Estudos prévios já tinham evidenciado uma associação com maiores níveis de Hb/Ht em pacientes usando iSGLT2. Recentemente um análise post hoc do [CREDENCE](https://linkinghub.elsevier.com/retrieve/pii/S2213-8587(20)30300-4) mostrou o mesmo efeito, inclusive uma menor necessidade de início do tratamento com reposição de ferro e/ou EPO.
O aumento inicial dos níveis de Ht pode ser atribuído ao efeito diurético, no entanto, os achados dessas duas análises _post hoc_ são importantes para considerarmos ser secundário apenas à hemoconcentração. Os iSGLT2 parecem exercerem efeito de estimular uma maior produção de EPO e exercer um efeito anti-inflamatório, influenciando, portanto, a fisiopatologia da anemia da DRC
Por se uma análise post hoc não pode ser estabelecido um efeito de causalidade direita.
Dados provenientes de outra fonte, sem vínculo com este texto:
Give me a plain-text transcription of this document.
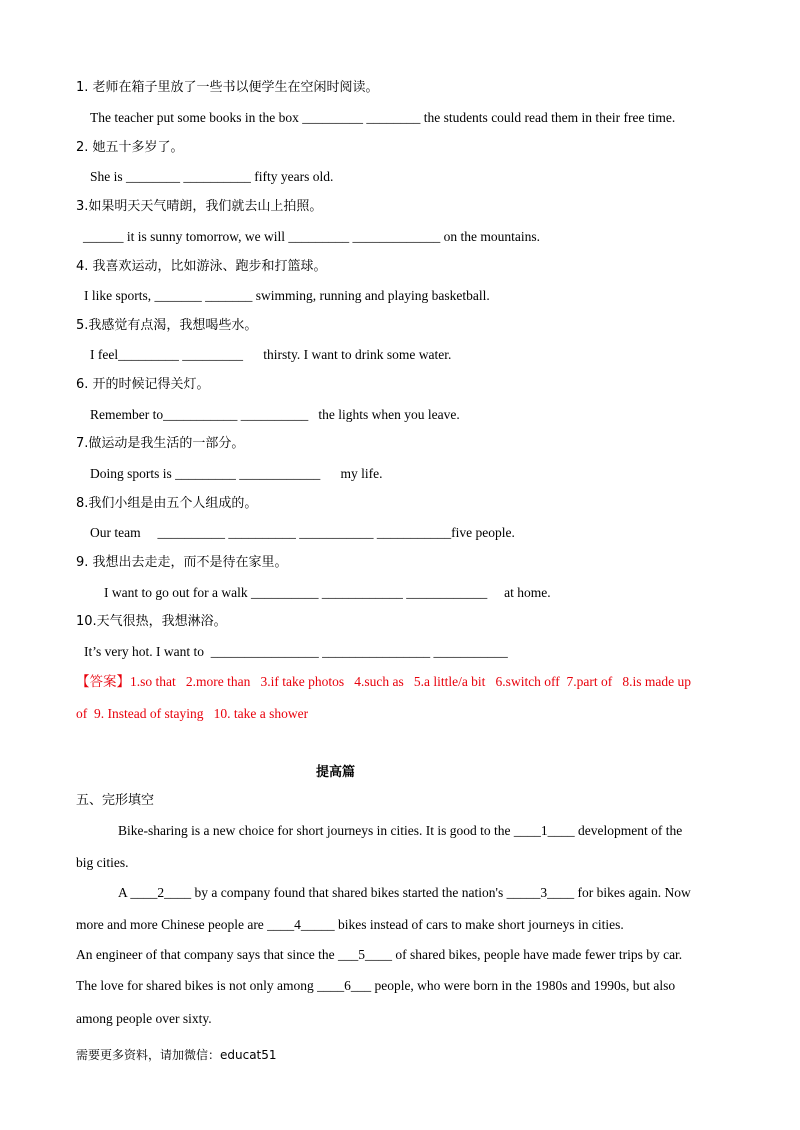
1. 老师在箱子里放了一些书以便学生在空闲时阅读。
The teacher put some books in the box _________ ________ the students could read them in their free time.
2. 她五十多岁了。
She is ________ __________ fifty years old.
3.如果明天天气晴朗，我们就去山上拍照。
______ it is sunny tomorrow, we will _________ _____________ on the mountains.
4. 我喜欢运动，比如游泳、跑步和打篮球。
I like sports, _______ _______ swimming, running and playing basketball.
5.我感觉有点渴，我想喝些水。
I feel_________ _________      thirsty. I want to drink some water.
6. 开的时候记得关灯。
Remember to___________ __________   the lights when you leave.
7.做运动是我生活的一部分。
Doing sports is _________ ____________      my life.
8.我们小组是由五个人组成的。
Our team     __________ __________ ___________ ___________five people.
9. 我想出去走走，而不是待在家里。
I want to go out for a walk __________ ____________ ____________     at home.
10.天气很热，我想淋浴。
It’s very hot. I want to  ________________ ________________ ___________
【答案】1.so that   2.more than   3.if take photos   4.such as   5.a little/a bit   6.switch off  7.part of   8.is made up
of  9. Instead of staying   10. take a shower
提高篇
五、完形填空
Bike-sharing is a new choice for short journeys in cities. It is good to the ____1____ development of the
big cities.
A ____2____ by a company found that shared bikes started the nation's _____3____ for bikes again. Now
more and more Chinese people are ____4_____ bikes instead of cars to make short journeys in cities.
An engineer of that company says that since the ___5____ of shared bikes, people have made fewer trips by car.
The love for shared bikes is not only among ____6___ people, who were born in the 1980s and 1990s, but also
among people over sixty.
需要更多资料，请加微信：educat51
Como limitação do estudo muitos dados sobre cinética do ferro não estavam disponíveis, nem dados sobre uso de ferro ou EPO. Valores de Hb nem sempre estavam disponíveis, por isso muitas das análises foram feitas apenas com valores de Ht.
Mais um estudo demonstrando mil e uma utilidades dos iSGLT2, mais um motivo para iniciarmos tais medicamentos nos pacientes com DRC com proteinúria, com ou sem diabetes!